Fachada del antiguo hotel Metropol, en Valencia, que fue sede de la embajada de la Unión Soviética en España
El lujoso hotel de Valencia en el que Stalin puso la embajada de la URSS y del que echaron a Hemingway por disparar con su pistola
La calle Xátiva de Valencia es una de las más concurridas de la capital del Turia. Situada en pleno centro, a ella se puede llegar girando desde Colón y tiene como principales símbolos la mítica Estación del Norte y la Plaza de Toros. Justo enfrente de estos dos emblemas se encuentra un imponente edificio en cuyos bajos hay negocios sobradamente conocidos, como una cadena de hamburgueserías y otra de yogures helados que, entre ambas, concentran a cientos de personas cada día. El inmueble hoy alberga oficinas, pero hace menos de un siglo fue protagonista en primera persona de la historia de España.
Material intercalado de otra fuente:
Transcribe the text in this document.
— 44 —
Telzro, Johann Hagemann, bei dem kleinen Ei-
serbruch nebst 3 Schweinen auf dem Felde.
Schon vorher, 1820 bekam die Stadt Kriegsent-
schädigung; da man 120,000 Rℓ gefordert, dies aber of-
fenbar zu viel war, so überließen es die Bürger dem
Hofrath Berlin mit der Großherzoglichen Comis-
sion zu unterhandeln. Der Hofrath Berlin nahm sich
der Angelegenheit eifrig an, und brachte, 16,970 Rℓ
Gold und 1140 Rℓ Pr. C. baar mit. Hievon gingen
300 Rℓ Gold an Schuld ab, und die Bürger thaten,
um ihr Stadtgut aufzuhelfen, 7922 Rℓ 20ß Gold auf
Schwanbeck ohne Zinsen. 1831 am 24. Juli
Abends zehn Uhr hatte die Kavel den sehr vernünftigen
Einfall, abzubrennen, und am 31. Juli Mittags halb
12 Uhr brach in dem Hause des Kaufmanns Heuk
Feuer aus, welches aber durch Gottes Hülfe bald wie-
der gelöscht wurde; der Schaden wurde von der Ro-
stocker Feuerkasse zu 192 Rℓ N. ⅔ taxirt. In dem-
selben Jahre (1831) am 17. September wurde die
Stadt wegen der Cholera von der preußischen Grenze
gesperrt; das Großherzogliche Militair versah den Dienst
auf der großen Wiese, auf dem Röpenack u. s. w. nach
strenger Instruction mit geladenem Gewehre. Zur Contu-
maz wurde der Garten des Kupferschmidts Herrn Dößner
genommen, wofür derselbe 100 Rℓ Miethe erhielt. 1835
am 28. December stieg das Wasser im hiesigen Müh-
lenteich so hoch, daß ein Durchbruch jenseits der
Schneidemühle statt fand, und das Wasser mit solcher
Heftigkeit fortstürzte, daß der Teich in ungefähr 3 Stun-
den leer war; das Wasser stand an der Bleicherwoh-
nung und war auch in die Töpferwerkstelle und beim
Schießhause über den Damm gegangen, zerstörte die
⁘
Y es que entre 1931 y 1939 el Metropol era una de los hoteles más lujosos de la ciudad. Pero más allá de su admiración por parte de la clase alta, tuvo un especial papel durante la Guerra Civil y, más concretamente, entre noviembre de 1936 y octubre de 1937, periodo en que Valencia fue capital de la Segunda República.
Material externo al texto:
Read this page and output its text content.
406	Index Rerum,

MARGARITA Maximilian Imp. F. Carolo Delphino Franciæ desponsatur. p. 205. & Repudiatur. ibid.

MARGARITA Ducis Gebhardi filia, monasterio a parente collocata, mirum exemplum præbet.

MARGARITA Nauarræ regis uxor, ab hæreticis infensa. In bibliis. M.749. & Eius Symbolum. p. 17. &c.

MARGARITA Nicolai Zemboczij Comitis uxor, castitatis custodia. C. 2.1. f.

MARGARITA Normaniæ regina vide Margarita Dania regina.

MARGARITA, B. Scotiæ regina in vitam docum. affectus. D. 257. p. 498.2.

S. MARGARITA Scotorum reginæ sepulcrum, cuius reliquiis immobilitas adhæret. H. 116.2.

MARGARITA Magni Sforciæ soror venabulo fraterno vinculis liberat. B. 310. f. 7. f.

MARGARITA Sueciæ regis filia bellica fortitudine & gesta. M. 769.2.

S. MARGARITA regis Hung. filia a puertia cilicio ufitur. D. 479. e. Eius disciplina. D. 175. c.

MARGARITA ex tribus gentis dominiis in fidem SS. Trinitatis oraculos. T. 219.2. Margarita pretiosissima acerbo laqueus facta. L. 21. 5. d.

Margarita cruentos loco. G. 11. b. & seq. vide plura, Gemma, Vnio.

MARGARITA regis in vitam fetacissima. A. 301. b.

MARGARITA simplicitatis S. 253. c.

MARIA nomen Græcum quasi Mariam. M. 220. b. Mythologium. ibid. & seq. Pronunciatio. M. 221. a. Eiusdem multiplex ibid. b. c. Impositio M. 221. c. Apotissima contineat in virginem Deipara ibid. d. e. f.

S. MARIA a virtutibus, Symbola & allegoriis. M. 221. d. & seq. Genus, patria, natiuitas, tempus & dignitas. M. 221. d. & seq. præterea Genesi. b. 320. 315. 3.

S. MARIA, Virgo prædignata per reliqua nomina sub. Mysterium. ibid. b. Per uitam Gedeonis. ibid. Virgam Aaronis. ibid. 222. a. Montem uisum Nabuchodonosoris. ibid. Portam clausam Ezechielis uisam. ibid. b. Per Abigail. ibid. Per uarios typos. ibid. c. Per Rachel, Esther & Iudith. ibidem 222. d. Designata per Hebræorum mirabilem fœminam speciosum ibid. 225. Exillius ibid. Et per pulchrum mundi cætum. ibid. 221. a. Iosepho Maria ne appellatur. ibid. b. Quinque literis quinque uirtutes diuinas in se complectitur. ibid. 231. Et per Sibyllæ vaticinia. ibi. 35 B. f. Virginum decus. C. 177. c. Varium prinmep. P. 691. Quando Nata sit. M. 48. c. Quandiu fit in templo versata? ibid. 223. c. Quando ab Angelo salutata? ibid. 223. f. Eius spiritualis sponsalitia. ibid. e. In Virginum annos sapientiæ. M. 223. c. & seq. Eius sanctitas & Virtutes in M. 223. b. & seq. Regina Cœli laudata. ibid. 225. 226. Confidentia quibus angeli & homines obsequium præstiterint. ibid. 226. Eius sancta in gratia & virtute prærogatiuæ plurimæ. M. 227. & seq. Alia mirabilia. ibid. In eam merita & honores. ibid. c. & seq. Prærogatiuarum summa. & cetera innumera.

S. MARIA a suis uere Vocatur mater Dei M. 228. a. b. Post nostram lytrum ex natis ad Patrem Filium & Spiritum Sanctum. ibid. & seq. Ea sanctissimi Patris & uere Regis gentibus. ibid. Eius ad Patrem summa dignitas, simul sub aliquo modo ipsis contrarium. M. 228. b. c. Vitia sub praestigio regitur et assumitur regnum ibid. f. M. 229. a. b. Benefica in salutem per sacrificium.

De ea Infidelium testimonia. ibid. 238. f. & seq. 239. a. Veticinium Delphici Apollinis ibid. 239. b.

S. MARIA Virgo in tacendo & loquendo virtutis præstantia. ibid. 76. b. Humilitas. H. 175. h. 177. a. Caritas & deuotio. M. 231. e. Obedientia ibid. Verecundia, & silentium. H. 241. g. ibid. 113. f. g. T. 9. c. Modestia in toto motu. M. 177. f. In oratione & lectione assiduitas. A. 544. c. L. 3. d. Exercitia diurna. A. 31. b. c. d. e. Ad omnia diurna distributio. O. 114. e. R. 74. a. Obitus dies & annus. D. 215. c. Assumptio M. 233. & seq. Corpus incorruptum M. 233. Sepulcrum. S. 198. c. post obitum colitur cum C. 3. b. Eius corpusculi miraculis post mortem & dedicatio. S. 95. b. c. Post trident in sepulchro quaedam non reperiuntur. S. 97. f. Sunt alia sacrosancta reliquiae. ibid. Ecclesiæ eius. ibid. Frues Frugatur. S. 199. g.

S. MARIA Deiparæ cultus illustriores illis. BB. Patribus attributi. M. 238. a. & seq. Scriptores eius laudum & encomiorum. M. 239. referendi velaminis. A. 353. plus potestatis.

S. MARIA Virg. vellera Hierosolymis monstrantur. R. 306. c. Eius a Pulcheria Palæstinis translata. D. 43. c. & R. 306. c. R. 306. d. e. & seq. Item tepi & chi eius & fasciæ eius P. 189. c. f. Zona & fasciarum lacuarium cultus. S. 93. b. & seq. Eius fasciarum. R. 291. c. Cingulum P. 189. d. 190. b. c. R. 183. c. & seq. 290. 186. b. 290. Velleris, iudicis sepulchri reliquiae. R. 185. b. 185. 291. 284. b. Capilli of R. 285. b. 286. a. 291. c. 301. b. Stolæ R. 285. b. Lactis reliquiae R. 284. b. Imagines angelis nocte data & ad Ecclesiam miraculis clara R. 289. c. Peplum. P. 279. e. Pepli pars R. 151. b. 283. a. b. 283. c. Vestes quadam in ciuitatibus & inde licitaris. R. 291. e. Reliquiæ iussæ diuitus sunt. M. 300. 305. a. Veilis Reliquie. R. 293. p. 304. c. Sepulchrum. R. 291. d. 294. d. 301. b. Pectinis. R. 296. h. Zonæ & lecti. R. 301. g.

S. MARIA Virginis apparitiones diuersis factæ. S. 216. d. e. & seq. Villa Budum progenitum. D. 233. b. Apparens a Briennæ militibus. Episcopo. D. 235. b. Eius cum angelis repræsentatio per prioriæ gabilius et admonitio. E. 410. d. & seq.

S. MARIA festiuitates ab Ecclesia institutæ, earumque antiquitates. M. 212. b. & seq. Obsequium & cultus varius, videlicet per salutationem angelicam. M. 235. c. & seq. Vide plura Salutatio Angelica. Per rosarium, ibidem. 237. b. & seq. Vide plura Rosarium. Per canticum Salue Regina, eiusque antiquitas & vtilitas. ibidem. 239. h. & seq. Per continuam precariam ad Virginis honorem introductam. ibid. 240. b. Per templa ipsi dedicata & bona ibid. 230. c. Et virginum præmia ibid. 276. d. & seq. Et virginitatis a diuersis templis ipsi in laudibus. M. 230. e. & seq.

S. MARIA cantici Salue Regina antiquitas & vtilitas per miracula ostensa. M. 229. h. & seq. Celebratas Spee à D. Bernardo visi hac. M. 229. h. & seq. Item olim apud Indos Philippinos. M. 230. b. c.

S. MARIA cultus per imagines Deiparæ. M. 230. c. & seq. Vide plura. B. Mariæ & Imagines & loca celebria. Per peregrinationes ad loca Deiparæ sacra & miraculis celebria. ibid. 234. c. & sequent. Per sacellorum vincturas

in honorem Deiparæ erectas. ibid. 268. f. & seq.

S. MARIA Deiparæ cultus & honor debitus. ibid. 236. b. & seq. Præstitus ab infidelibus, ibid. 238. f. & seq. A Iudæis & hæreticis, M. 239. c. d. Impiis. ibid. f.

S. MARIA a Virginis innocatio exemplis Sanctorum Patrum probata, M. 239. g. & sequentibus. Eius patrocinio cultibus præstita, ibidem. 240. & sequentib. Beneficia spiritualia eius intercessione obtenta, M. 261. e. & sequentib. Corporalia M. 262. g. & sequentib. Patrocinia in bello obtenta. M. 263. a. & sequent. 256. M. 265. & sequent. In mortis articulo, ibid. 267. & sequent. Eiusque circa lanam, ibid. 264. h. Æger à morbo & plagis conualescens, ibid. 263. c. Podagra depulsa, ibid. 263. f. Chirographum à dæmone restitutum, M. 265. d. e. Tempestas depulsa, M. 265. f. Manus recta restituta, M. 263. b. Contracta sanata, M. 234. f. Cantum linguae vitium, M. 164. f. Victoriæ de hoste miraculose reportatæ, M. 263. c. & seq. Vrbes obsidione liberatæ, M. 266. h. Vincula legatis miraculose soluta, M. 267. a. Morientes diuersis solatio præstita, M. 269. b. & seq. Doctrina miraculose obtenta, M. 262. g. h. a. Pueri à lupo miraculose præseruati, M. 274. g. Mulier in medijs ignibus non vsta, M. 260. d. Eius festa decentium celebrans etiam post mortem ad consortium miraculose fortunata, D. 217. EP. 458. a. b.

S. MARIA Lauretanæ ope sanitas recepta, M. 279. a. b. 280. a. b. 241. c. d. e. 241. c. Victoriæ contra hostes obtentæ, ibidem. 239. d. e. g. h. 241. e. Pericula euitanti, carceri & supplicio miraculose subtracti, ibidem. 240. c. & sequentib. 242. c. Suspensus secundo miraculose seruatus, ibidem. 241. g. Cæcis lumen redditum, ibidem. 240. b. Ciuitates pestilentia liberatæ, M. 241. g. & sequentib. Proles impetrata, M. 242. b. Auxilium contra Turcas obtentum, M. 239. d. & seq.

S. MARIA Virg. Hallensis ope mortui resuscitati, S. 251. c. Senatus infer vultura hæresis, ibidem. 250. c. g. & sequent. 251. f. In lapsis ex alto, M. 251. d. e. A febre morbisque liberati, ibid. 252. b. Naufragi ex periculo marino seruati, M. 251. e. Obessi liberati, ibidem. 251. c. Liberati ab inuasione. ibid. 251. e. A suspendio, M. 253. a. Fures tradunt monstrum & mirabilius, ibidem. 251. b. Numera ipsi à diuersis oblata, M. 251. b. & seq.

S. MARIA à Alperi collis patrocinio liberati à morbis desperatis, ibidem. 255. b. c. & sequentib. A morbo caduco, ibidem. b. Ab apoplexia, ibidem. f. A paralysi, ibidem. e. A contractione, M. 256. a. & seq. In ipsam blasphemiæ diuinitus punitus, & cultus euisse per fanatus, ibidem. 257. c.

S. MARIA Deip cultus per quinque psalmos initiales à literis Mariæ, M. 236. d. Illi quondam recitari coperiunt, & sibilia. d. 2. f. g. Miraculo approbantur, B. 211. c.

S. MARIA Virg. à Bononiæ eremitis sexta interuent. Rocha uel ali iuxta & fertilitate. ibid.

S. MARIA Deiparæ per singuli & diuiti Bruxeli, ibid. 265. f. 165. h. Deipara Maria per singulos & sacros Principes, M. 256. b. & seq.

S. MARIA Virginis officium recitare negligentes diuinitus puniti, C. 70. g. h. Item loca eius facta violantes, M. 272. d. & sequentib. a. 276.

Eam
Por el devenir del conflicto, figuras políticas de antaño como Indalecio Prieto o Largo Caballero se alojaron en el Metropol. Peor no fueron los únicos de suma importancia, ya que el dictador soviético Iósif Stalin decidió que la embajada de la URSS en España se estableciera en el mismo hotel. Junto al embajador, Marcel Rosemberg, también se trasladó hasta allí el equipo del NKVD, la posterior KGB.
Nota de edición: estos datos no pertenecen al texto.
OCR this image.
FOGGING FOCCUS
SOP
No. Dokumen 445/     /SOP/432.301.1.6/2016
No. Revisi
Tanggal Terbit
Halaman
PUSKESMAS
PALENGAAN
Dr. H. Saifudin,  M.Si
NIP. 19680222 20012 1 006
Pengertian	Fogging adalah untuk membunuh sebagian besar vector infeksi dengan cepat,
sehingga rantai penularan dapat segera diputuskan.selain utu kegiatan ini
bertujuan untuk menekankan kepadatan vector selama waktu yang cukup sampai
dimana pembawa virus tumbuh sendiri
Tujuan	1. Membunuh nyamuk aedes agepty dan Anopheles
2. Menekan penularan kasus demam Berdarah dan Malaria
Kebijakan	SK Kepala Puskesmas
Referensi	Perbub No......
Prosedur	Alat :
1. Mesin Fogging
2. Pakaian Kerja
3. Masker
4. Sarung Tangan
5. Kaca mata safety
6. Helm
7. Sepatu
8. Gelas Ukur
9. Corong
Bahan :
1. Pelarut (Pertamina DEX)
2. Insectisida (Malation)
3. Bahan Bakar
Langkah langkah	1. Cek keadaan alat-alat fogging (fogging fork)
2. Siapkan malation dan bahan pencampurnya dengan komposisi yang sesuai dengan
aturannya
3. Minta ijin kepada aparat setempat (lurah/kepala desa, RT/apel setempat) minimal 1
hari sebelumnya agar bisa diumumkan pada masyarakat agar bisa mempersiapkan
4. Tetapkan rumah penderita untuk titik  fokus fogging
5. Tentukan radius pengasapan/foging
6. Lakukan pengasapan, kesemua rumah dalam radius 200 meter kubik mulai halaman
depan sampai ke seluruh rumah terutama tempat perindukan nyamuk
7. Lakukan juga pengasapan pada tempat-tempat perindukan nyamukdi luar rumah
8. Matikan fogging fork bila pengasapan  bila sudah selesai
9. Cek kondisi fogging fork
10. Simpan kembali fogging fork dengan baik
Al frente de los espías comunistas se encontraba el bielorruso Alexander Olov, que en realidad era un alias de Lev Nikolsky. Este, y siempre cumpliendo sin ápice de negativa las instrucciones que Stalin mandaba desde el Kremlin, fue el artífice del traslado de las reservas de oro del Banco de España hasta Rusia, en lo que pasó a llamarse el Oro de Moscú.
Si bien en esa misma etapa en Valencia se organizó una cabalgata de corte soviético bajo el pretexto de que los niños desconectasen de la Guerra Civil pero que en realidad era una sucesión de loas y un homenaje continuo a Stalin, a Prieto, Largo Caballero y Manuel Azaña, entre otros, la relación del Metropol con la izquierda no acabó ahí, puesto que el edificio fue la sede tanto del II Congreso de Intelectuales Antifascistas como del Ministerio de Instrucción Pública.
Respecto al ámbito de la cultura, Antonio Machado presidió en el hotel la Casa de la Cultura y, además, se toma como cierto que los responsables del negocio en su día tuvieron que expulsar de sus instalaciones al escritor Ernest Hemingway después de que el estadounidense se pusiera a disparar con su pistola como si fuese un campo de tiro.